The “gradually strengthening” Singdollar trade-weighted exchange rate should also continue to temper Singapore’s imported inflation in the months ahead.

Within Singapore, increases in unit labour costs have slowed in tandem with the cooling labour market.

Businesses are still likely to continue passing through the earlier increases in labour and other business costs to consumer prices, albeit at a reduced pace, said MAS and MTI.

Core inflation is expected to stay on a gradual moderating trend over the rest of 2024 and step down “more discernibly” in the fourth quarter of the year, as import cost pressures continue to decline and tightness in the domestic labour market eases further.

Private transport inflation is expected to moderate from last year amid the larger projected COE supply, while accommodation inflation should also continue to ease as the supply of housing units available for rental increases over the course of the year.

The authorities projected core inflation to average 2.5 per cent to 3.5 per cent for 2024.

Excluding the transitory effects of the GST increase, core inflation are expected to come in at 1.5 per cent to 2.5 per cent.

“The forecast range for CPI-All Items inflation is being reviewed and will be updated in MAS’ July 2024 Monetary Policy Statement,” said MAS and MTI.

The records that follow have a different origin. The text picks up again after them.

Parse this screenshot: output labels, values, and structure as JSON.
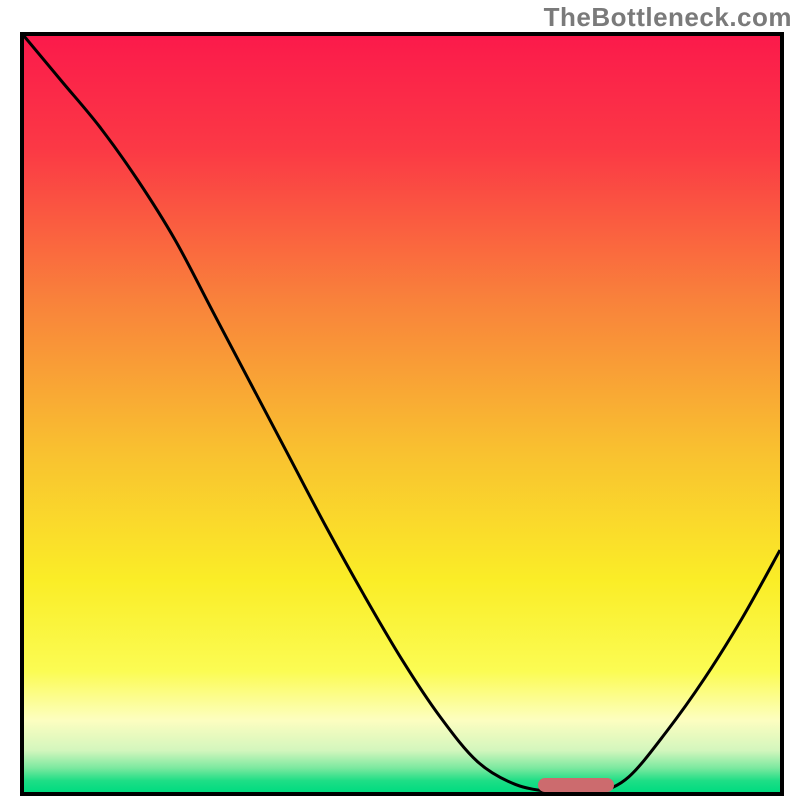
{
  "watermark": "TheBottleneck.com",
  "colors": {
    "border": "#000000",
    "curve": "#000000",
    "sweet_spot": "#cc6b6e",
    "gradient_stops": [
      {
        "offset": 0.0,
        "color": "#fb1a4b"
      },
      {
        "offset": 0.15,
        "color": "#fb3945"
      },
      {
        "offset": 0.35,
        "color": "#f9823b"
      },
      {
        "offset": 0.55,
        "color": "#f9c130"
      },
      {
        "offset": 0.72,
        "color": "#faed27"
      },
      {
        "offset": 0.84,
        "color": "#fbfc53"
      },
      {
        "offset": 0.905,
        "color": "#fdfec0"
      },
      {
        "offset": 0.945,
        "color": "#d3f6bd"
      },
      {
        "offset": 0.968,
        "color": "#7de9a0"
      },
      {
        "offset": 0.985,
        "color": "#1ede86"
      },
      {
        "offset": 1.0,
        "color": "#00db80"
      }
    ]
  },
  "chart_data": {
    "type": "line",
    "title": "",
    "xlabel": "",
    "ylabel": "",
    "xlim": [
      0,
      100
    ],
    "ylim": [
      0,
      100
    ],
    "grid": false,
    "legend": false,
    "x": [
      0,
      5,
      10,
      15,
      20,
      25,
      30,
      35,
      40,
      45,
      50,
      55,
      60,
      65,
      70,
      73,
      76,
      80,
      85,
      90,
      95,
      100
    ],
    "values": [
      100,
      94,
      88,
      81,
      73,
      63.5,
      54,
      44.5,
      35,
      26,
      17.5,
      10,
      4,
      1,
      0,
      0,
      0,
      2,
      8,
      15,
      23,
      32
    ],
    "sweet_spot_range": [
      68,
      78
    ]
  }
}
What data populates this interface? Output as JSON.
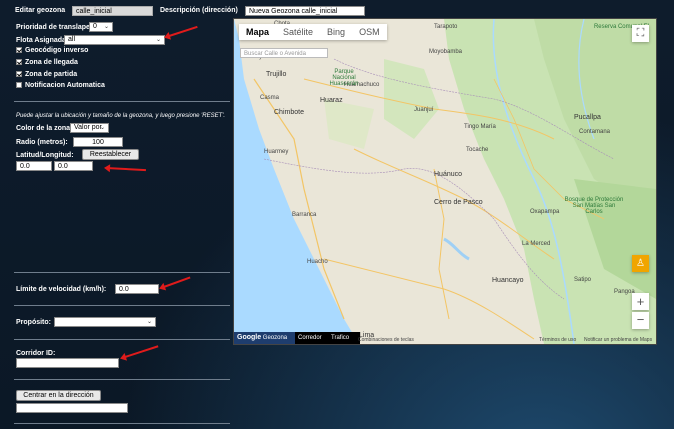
{
  "form": {
    "edit_geozone_label": "Editar geozona",
    "edit_geozone_value": "calle_inicial",
    "description_label": "Descripción (dirección)",
    "description_value": "Nueva Geozona calle_inicial",
    "priority_label": "Prioridad de translape:",
    "priority_value": "0",
    "fleet_label": "Flota Asignada",
    "fleet_value": "all",
    "geocode_reverse_label": "Geocódigo inverso",
    "arrival_zone_label": "Zona de llegada",
    "departure_zone_label": "Zona de partida",
    "auto_notify_label": "Notificacion Automatica",
    "hint_text": "Puede ajustar la ubicación y tamaño de la geozona, y luego presione 'RESET'.",
    "zone_color_label": "Color de la zona:",
    "zone_color_value": "Valor por",
    "radius_label": "Radio (metros):",
    "radius_value": "100",
    "latlon_label": "Latitud/Longitud:",
    "reset_button": "Reestablecer",
    "lat_value": "0.0",
    "lon_value": "0.0",
    "speed_label": "Límite de velocidad (km/h):",
    "speed_value": "0.0",
    "purpose_label": "Propósito:",
    "purpose_value": "",
    "corridor_label": "Corridor ID:",
    "corridor_value": "",
    "center_button": "Centrar en la dirección",
    "center_value": ""
  },
  "map": {
    "tabs": [
      "Mapa",
      "Satélite",
      "Bing",
      "OSM"
    ],
    "search_placeholder": "Buscar Calle o Avenida",
    "places": [
      "Cajamarca",
      "Chota",
      "Trujillo",
      "Huamachuco",
      "Parque Nacional Huascarán",
      "Huaraz",
      "Chimbote",
      "Casma",
      "Huarmey",
      "Barranca",
      "Huacho",
      "Huánuco",
      "Cerro de Pasco",
      "Tingo María",
      "La Merced",
      "Huancayo",
      "Lima",
      "Tarapoto",
      "Moyobamba",
      "Juanjuí",
      "Tocache",
      "Pucallpa",
      "Contamana",
      "Oxapampa",
      "Bosque de Protección San Matías San Carlos",
      "Reserva Comunal El Sira",
      "Satipo",
      "Pangoa"
    ],
    "footer_geozona": "Geozona",
    "footer_corredor": "Corredor",
    "footer_trafico": "Trafico",
    "footer_keys": "Combinaciones de teclas",
    "footer_terms": "Términos de uso",
    "footer_report": "Notificar un problema de Maps",
    "logo_text": "Google",
    "colors": {
      "google_blue": "#4285f4",
      "google_red": "#ea4335",
      "google_yellow": "#fbbc05",
      "google_green": "#34a853"
    }
  },
  "arrow_color": "#e01b1b"
}
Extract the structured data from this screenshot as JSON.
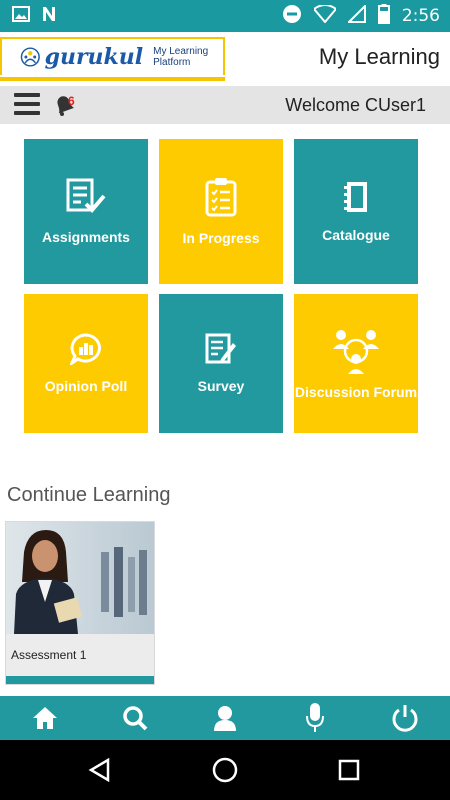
{
  "status_bar": {
    "time": "2:56",
    "icons_left": [
      "gallery-icon",
      "n-icon"
    ],
    "icons_right": [
      "do-not-disturb-icon",
      "wifi-icon",
      "signal-icon",
      "battery-icon"
    ]
  },
  "header": {
    "logo_brand": "gurukul",
    "logo_tagline": "My Learning Platform",
    "title": "My Learning"
  },
  "toolbar": {
    "welcome": "Welcome CUser1",
    "notification_count": "6"
  },
  "tiles": [
    {
      "label": "Assignments",
      "color": "#21999f",
      "icon": "assignment-icon"
    },
    {
      "label": "In Progress",
      "color": "#fdcb00",
      "icon": "clipboard-checklist-icon"
    },
    {
      "label": "Catalogue",
      "color": "#21999f",
      "icon": "notebook-icon"
    },
    {
      "label": "Opinion Poll",
      "color": "#fdcb00",
      "icon": "chat-chart-icon"
    },
    {
      "label": "Survey",
      "color": "#21999f",
      "icon": "survey-icon"
    },
    {
      "label": "Discussion Forum",
      "color": "#fdcb00",
      "icon": "group-discussion-icon"
    }
  ],
  "continue_learning": {
    "title": "Continue Learning",
    "items": [
      {
        "label": "Assessment 1"
      }
    ]
  },
  "bottom_nav": {
    "items": [
      "home-icon",
      "search-icon",
      "profile-icon",
      "microphone-icon",
      "power-icon"
    ]
  },
  "colors": {
    "teal": "#21999f",
    "yellow": "#fdcb00",
    "status_bar": "#1a9aa0"
  }
}
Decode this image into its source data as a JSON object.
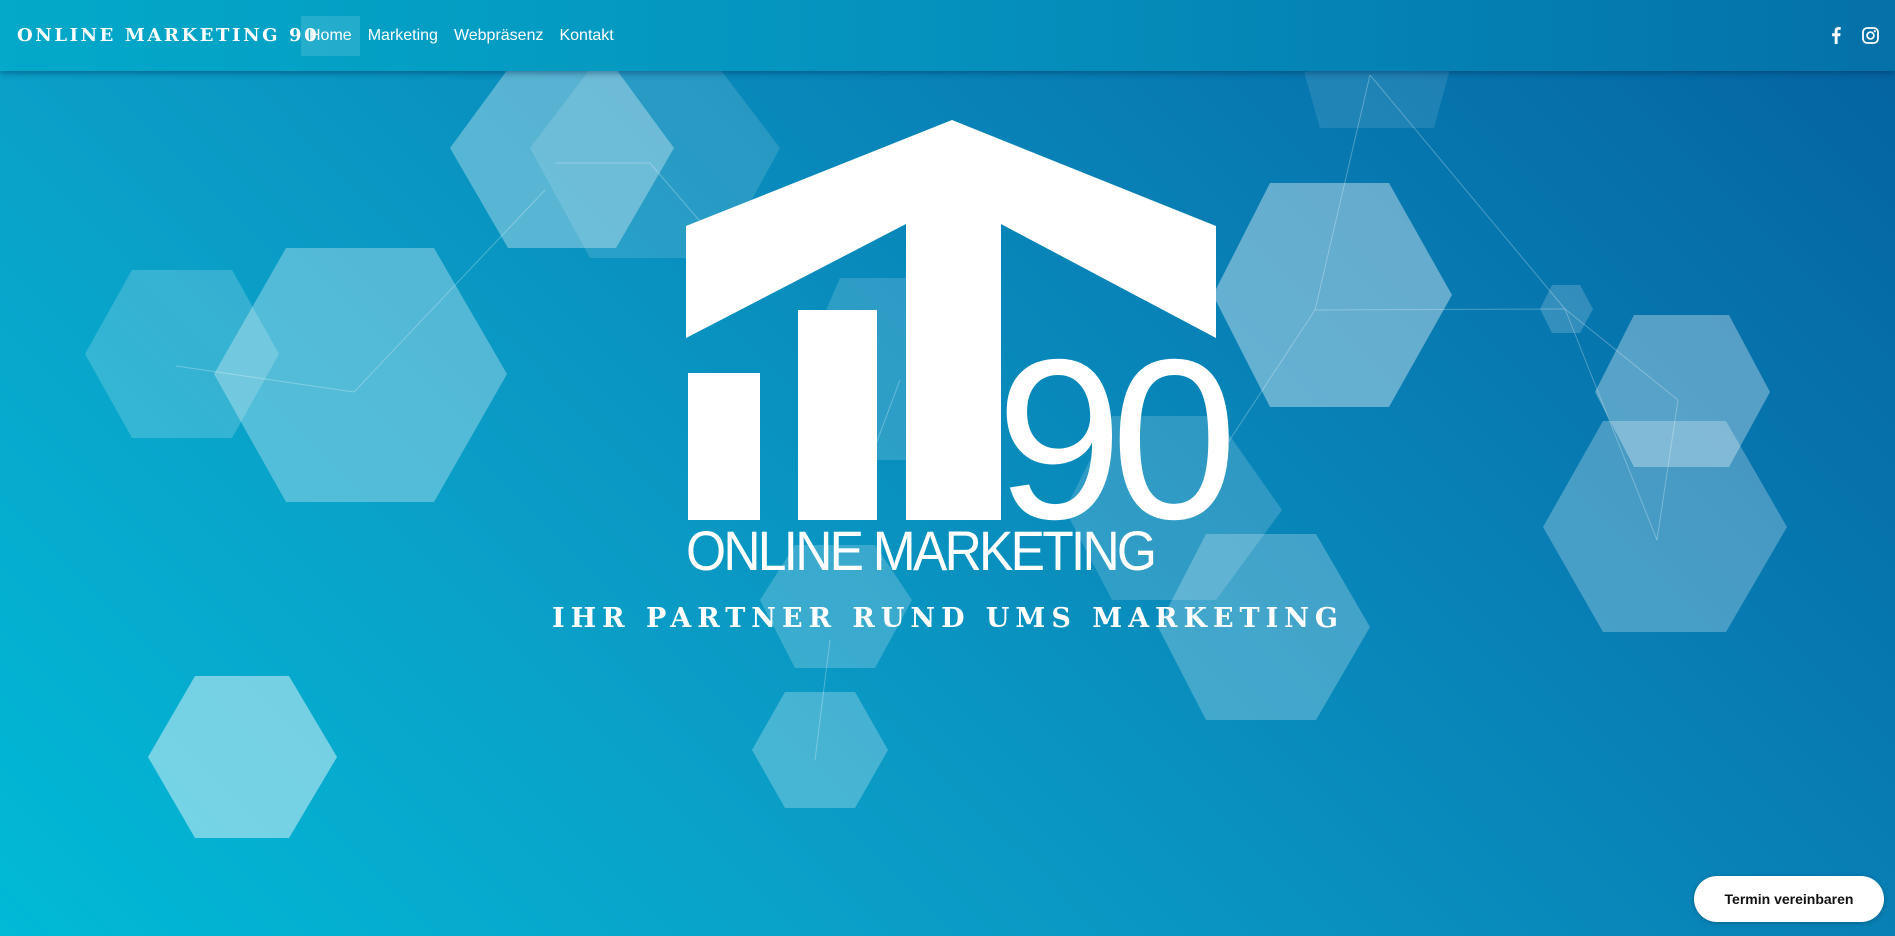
{
  "header": {
    "brand": "ONLINE MARKETING 90",
    "nav": [
      {
        "label": "Home",
        "active": true
      },
      {
        "label": "Marketing",
        "active": false
      },
      {
        "label": "Webpräsenz",
        "active": false
      },
      {
        "label": "Kontakt",
        "active": false
      }
    ],
    "social": [
      {
        "icon": "facebook-icon"
      },
      {
        "icon": "instagram-icon"
      }
    ]
  },
  "hero": {
    "logo": {
      "number": "90",
      "subtitle": "ONLINE MARKETING"
    },
    "tagline": "IHR PARTNER RUND UMS MARKETING"
  },
  "cta": {
    "label": "Termin vereinbaren"
  },
  "colors": {
    "accent_light": "#00bad6",
    "accent_dark": "#0462a0",
    "text": "#ffffff",
    "cta_background": "#ffffff"
  }
}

Risks to the inflation outlook remain, as fresh geopolitical shocks, adverse weather events and renewed transportation disruptions around the world could put “upward pressure” on global energy and food commodity prices, as well as shipping costs, they added.

“Domestically, a stronger-than-expected labour market could lead to a re-acceleration of wage growth. Conversely, an unexpected weakening in the global economy could induce a greater easing of cost and price pressure.”